Meanwhile, carbon emissions (as opposed to atmospheric concentrations) are flat-lining. This is thanks to that shift away from coal, combined with energy-efficiency improvements. 2016 saw them stay more or less level for the third year running, while the global economy grew by 3%. So it would seem that decoupling has finally been grasped. That doesn’t equal problem solved, of course; carbon will continue to build up in the atmosphere for many decades to come. But it does neatly demolish the old lie that you have to choose between planet and prosperity.
The American renewables industry gave more donations to Republicans than Democrats (credit: Joseph Sohm)
By the third quarter of 2016, you could be forgiven for feeling optimistic. And then came Trump. Cue a tsunami of gloom among environmentalists as details of his transition team – packed with climate sceptics and fossil fuel enthusiasts – started to emerge. But as Ethical Corporation pointed out, once safely ensconced in the Oval Office, Trump the pragmatic deal-maker may very well, er, trump, Trump the candidate. The latter’s “climate hoax” rants might in time be seen more as a sop to the home crowd than as a serious policy statement.

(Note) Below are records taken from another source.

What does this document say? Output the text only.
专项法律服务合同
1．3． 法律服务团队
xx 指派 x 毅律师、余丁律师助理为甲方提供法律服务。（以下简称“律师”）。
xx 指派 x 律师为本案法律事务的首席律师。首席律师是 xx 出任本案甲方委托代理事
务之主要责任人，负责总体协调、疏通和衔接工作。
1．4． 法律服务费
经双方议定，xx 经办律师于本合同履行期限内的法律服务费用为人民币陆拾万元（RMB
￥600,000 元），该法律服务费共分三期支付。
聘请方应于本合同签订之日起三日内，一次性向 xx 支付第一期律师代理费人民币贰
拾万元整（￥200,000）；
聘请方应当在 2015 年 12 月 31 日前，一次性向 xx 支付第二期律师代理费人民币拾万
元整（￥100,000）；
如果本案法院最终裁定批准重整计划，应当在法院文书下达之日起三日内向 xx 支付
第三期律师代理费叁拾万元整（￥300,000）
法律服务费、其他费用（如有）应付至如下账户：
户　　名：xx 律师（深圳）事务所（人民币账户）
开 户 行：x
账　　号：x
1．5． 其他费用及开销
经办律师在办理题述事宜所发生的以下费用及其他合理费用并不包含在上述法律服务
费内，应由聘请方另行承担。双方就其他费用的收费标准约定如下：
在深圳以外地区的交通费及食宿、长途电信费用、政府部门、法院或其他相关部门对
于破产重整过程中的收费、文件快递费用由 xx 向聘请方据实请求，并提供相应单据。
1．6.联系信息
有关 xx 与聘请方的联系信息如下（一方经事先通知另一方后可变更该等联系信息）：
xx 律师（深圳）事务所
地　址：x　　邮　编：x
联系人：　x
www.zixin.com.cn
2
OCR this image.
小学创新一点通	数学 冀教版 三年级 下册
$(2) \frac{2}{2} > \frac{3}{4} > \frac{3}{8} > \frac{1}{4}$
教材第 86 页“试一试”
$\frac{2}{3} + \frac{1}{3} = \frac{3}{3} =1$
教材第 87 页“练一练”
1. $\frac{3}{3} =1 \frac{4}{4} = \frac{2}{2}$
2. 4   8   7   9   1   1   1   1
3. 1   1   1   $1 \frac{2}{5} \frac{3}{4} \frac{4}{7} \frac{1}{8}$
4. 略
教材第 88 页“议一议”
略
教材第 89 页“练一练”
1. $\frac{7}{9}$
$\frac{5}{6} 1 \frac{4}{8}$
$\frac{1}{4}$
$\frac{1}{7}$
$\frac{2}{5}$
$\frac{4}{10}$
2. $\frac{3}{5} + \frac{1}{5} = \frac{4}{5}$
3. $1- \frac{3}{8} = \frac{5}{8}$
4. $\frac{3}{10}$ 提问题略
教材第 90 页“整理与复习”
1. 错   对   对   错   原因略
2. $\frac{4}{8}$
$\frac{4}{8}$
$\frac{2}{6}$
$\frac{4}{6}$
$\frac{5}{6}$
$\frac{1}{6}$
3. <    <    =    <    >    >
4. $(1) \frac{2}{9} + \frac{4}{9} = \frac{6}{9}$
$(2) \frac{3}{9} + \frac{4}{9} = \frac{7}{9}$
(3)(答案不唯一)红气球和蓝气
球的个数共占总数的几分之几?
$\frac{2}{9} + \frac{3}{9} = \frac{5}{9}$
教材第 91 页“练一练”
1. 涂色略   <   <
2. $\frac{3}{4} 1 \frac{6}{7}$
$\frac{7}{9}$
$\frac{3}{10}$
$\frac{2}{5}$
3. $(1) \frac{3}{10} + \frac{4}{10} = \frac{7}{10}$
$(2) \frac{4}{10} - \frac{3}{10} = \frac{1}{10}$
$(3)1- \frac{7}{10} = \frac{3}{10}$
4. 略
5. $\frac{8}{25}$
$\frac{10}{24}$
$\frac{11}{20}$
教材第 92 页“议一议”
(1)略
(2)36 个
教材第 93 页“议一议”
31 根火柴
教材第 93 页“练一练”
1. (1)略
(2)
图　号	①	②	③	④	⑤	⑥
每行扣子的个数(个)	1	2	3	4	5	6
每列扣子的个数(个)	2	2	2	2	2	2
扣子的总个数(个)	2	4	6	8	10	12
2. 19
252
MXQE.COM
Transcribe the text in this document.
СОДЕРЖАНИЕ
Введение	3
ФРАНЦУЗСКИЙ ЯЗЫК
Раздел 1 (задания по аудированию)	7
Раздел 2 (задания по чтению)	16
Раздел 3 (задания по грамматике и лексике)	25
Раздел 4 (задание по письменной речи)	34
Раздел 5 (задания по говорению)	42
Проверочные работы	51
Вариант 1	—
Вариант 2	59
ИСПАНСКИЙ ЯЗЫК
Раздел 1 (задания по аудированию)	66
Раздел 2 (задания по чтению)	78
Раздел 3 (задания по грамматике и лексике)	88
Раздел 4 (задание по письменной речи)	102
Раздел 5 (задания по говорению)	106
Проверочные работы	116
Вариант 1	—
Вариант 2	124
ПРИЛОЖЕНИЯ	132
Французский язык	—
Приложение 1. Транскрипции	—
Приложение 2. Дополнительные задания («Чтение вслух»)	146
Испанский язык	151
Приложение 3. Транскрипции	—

That would appear to be the view of the American renewables industry, which for the first time made more campaign donations to Republicans than Democrats. For all the Trumpian rhetoric some of the largest renewables installations are in Republican states such as Texas and Nevada. It’s not so surprising, then, that having stumbled in the wake of the election, US renewable energy stocks staged a strong recovery. Even the President-elect has moderated his tone, acknowledging “some connectivity” between human activities and the climate, and keeping “an open mind” on the Paris Agreement.
So what of the business response? With a few exceptions, mainstream business has bought into the climate consensus. Their investors are helping concentrate minds. In the run-up to the Paris talks 362 investors managing a cool $24trn in assets signed a statement that they are “acutely aware” of the risks climate change poses to their investments, and called on governments to develop an ambitious global agreement. The campaign to divest from fossil fuels is piling on the pressure. More than 430 institutions, including the world’s largest sovereign wealth fund, Norway’s government pension fund global (GPFG) and Allianz, one of the world’s largest asset managers, have now signed up.
High temperatures were also blamed for the devastating wildfire in Fort McMurray (credit: Premier of Alberta)
Opportunity for business
Many companies now see climate as an opportunity. And one in which tighter regulations on carbon will help business, by squeezing out polluting competition. That explains the growing influence of initiatives such as the We Mean Business coalition, which is pushing for robust implementation of the Paris agreement. It groups nearly 500 of the world’s largest companies with a combined worth of $8.1 trillion, along with 183 investors with over $20 trillion under management, giving it serious clout.
We Mean Business is fast-emerging as the prime mover of proactive business, but it’s not alone. The last few years have seen a plethora of climate initiatives emerge. Some are single-issue, which brings with it the virtue of simplicity. RE100 – under which corporates commit to sourcing 100% of their electricity from renewables – is one example. More than 80 companies, from BMW and BT to Facebook, Google, and even Goldman Sachs, have now signed up, although some observers are critical that there is no requirement to stipulate an early date for reaching 100%.
Other schemes are more broadly focused, such as the World Business Council for Sustainable Development-led Low Carbon Technology Partnerships Initiative (LCTPI). This helps companies take practical action to transform their businesses in areas as varied as energy, forestry, chemicals and freight. According to a study by PwC, the initiative could cut emissions by 25% by 2030.
There are growing collaborations within industries, too, such as the International Air Transport Association (effectively the trade association of the world’s airlines). Its members have committed to carbon-neutral growth from 2020, and to reduce net CO² emissions by 50% by 2050.
As to the future, three emerging signals stand out from.. First, there is a growing acceptance that companies should adopt science-based targets on carbon (rather than be constrained by what they imagine is achievable within their current business model). Second, there are more calls for governments to adopt carbon pricing to help incentivise business to do the right thing. And third, there is increasingly active collaboration between those businesses and governments that are strongly committed to tackling climate change. In the past, some of the most stubborn resistance to government action on carbon has come from business. In the future, we can increasingly expect leading corporates to be up there alongside governments, stiffening their sinews in climate negotiations.
It’s that enthusiasm for robust action that could be the best deterrent to any Trump-inspired softening of resolve. It doesn’t make the sky less dark, but it does boost the chances of navigating a way through the storm clouds.